Lillie Devereux Blake étudie à l'école pour filles Miss Apthorp à New Haven, avant de suivre les cours du Yale College dispensés à domicile par des tuteurs[2],[4]. Son lien avec Yale vire au scandale quand cette jeune fille de bonne famille, écrit à 16ans qu'elle a l'intention de réparer les torts causés à son sexe en jouant avec le cœur des hommes. Bien qu'elle abandonne ensuite ce mode d'expression de son féminisme, ses difficultés pour exprimer son indépendance dans un milieu social très corseté, sont un thème constant dans sa vie. Un étudiant de premier cycle de Yale, William HL Barnes, est expulsé pour avoir été impliqué avec elle dans ce qu'on a appelé une affaire honteuse[5]. Il se trouve que cet étudiant est un admirateur passionné de Lillie Devereux. Elle le rejette et il riposte en racontant des histoires faisant état d'une relation sexuelle. Il est puni par le collège pour avoir l'avoir mise en cause. Dans son autobiographie, Lillie Devereux Blake nie toute affaire honteuse et regrette l'expulsion de l'étudiant. Elle note également que l'histoire n'est pas prise à l'époque très au sérieux dans les cercles de la bonne société car elle continue à recevoir des offres de mariage.

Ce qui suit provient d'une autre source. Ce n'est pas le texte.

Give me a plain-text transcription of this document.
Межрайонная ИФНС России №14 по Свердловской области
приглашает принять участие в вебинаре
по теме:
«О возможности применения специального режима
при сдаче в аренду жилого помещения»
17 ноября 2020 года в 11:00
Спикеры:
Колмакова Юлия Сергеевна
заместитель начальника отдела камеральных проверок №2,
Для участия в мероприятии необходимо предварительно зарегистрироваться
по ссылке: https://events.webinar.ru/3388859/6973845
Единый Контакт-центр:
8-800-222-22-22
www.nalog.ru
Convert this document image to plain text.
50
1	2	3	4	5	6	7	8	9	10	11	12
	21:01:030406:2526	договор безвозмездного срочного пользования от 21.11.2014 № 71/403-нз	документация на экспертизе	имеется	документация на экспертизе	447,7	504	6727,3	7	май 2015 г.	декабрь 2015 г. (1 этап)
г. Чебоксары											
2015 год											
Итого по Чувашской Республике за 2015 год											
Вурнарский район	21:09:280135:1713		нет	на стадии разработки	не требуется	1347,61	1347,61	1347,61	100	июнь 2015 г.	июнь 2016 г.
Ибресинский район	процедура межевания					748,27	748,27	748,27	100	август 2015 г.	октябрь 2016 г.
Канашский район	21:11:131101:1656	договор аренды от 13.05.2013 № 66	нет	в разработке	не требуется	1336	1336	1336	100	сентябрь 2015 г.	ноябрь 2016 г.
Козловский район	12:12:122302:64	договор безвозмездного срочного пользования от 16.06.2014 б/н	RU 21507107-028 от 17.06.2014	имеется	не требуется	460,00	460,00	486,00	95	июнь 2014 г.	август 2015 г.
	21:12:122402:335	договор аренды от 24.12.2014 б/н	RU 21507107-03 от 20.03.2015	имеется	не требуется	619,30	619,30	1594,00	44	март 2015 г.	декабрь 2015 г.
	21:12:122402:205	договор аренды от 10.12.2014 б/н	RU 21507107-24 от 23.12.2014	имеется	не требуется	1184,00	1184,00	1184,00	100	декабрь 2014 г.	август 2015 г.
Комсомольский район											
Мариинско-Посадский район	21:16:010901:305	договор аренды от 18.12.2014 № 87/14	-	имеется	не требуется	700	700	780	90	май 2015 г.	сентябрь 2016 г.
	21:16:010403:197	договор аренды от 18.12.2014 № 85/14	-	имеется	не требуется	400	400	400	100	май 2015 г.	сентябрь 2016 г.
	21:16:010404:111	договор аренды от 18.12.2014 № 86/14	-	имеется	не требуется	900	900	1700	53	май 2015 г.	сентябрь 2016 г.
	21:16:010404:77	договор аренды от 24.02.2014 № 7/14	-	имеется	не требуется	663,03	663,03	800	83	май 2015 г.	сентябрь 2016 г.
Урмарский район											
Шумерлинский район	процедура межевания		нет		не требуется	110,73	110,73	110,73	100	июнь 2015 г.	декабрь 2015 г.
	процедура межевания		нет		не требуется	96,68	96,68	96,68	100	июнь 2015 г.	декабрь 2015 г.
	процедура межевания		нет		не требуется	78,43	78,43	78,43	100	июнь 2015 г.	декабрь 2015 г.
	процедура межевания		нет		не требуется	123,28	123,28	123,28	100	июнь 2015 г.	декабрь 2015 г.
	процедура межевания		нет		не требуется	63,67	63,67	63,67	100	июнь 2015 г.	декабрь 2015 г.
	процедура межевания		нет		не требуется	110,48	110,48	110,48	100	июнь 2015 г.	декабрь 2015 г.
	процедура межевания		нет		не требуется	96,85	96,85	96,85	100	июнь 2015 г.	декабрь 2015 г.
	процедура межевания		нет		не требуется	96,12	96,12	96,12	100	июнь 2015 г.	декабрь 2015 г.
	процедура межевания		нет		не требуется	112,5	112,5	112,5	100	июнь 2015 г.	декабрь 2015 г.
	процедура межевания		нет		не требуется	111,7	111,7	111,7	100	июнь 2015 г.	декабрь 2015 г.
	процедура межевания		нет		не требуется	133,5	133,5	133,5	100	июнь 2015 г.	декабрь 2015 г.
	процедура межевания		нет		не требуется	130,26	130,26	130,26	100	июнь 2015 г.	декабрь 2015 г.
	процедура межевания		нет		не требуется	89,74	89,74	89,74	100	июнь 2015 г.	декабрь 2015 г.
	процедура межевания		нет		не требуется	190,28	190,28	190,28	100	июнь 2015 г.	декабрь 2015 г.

Carrière[modifier | modifier le code]

Écrivaine[modifier | modifier le code]

En 1855, elle épouse Frank Geoffrey Quay Umsted, un avocat de Philadelphie. Ils élisent domicile à Saint-Louis, au Missouri puis à New York[2]. Sa première fille. Elizabeth, naît en 1857; sa deuxième fille, Katherine, naît l'année suivante. M. Umsted meurt en 1859 (après s'être apparemment suicidé), la laissant avec deux enfants à charge. A cette époque, elle a déjà commencé à écrire pour la presse une de ses premières histoires, A Lonely House parue dans l'Atlantic Monthly. Elle publie également Southwold (1859), un roman, qui connaît un succès certain. La fortune dont elle a hérité est en grande partie écornée, et la jeune veuve commence à travailler assidument, écrivant des histoires et des lettres, réalisant des croquis pour plusieurs grands périodiques. Elle vit la plupart du temps avec sa mère à Stratford, Connecticut. mais passe quelques hivers à Washington DC et à New York. En 1862, elle publie un deuxième roman, appelé Rockford, suivi de plusieurs autres[6]. Cependant, ce qui lui rapporte le plus d'argent et de célébrité, c'est son travail en tant que correspondante à Washington DC pendant la guerre civile[7]. Elle est engagée comme correspondante pour plusieurs publications, notamment le New York Evening Post, le New York World, Philadelphia Press et Forney's War Press[8].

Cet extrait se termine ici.